Everything will turn out right in the end, I am sure."
It was plain that Mrs. Carringford was greatly comforted. When she left, Janice whispered to her father: "I'm awfully proud of you, Daddy. You do have such a way with you!"
But helping other people out of their troubles was not helping the Days out of their particular Slough of Despond. So many difficulties seemed reaching out to clutch at Janice and Daddy!
The girl thought it was like walking through a briar-patch.
Every step they took, trouble r.e.t.a.r.ded them.
First and foremost the disappearance of that strange Olga Cedarstrom, and the loss of the box of heirlooms, was continually in Janice's mind. The girls at school knew about it, although only Amy knew just how serious the loss was to the Days.
The puzzle regarding the girl named Olga who had helped in the Latham's kitchen the night of Stella's birthday party, had been noised abroad among Janice's school friends, and more or less comment was made upon it.

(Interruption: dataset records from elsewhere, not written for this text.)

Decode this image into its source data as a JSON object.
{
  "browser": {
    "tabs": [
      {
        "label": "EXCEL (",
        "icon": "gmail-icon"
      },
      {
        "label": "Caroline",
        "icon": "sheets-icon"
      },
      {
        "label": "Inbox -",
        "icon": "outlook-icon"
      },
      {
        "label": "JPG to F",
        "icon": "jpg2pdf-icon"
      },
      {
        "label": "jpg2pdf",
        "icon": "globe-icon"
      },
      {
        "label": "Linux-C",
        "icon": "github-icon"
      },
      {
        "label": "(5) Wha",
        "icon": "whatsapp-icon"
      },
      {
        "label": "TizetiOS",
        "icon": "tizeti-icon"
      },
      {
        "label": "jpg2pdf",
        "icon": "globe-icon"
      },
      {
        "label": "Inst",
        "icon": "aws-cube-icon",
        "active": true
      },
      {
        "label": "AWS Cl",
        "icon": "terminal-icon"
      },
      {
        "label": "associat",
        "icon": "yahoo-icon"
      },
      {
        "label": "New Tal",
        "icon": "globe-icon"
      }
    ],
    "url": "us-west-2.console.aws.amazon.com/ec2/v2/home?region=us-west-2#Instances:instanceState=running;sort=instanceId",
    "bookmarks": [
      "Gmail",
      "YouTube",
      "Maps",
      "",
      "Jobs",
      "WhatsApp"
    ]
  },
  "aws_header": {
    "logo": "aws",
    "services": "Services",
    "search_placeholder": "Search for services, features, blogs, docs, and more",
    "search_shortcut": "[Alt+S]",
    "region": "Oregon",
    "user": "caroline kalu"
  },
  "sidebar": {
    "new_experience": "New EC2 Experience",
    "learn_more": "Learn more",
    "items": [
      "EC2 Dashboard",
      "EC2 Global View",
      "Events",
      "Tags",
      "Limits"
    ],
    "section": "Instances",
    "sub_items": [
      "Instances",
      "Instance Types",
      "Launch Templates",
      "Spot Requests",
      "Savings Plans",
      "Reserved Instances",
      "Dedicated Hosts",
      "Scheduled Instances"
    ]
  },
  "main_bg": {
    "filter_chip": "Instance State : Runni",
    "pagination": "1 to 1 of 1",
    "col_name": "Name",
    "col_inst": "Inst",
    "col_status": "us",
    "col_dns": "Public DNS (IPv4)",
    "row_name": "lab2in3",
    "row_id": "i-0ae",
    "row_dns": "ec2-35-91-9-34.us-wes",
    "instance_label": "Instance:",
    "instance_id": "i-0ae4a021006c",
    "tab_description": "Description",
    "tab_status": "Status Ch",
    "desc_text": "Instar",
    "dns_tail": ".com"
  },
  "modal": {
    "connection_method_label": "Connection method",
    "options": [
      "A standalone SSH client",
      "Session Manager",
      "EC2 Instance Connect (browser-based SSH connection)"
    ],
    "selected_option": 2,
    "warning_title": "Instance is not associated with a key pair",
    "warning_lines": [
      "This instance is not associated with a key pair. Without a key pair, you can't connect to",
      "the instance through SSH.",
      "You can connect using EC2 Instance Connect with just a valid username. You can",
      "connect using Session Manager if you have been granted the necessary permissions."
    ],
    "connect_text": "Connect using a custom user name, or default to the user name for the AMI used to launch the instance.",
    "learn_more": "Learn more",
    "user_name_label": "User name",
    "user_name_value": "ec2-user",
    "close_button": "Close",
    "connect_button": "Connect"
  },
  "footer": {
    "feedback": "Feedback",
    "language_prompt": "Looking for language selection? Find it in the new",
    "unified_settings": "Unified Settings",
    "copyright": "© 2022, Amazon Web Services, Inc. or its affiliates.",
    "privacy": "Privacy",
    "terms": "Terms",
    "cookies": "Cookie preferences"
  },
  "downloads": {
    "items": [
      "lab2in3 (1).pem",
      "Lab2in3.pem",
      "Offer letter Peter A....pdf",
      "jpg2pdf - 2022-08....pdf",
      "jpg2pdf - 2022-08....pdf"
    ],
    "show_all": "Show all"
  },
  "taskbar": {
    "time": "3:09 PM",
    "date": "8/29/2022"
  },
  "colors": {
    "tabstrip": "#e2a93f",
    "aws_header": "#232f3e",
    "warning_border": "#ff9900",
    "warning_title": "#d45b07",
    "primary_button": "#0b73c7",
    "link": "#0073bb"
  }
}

"Say, Janice, did you ever find out what became of that Swede who broke Mrs. Latham's dish the night we were all there?" asked one of the girls one day. "Didn't you say she might be the very girl who ran away from your house?"
"Yes! I did think so. But it was not the same. Her friends said this girl was not named Cedarstrom."
"Well, who'd want such a name, anyway?" laughed another of the party.
Stella was herself one of those present; but at this time she was not speaking to Janice. She laughed maliciously when Janice Day had gone.
"What's the matter with you, Stella?" asked Bertha Warring.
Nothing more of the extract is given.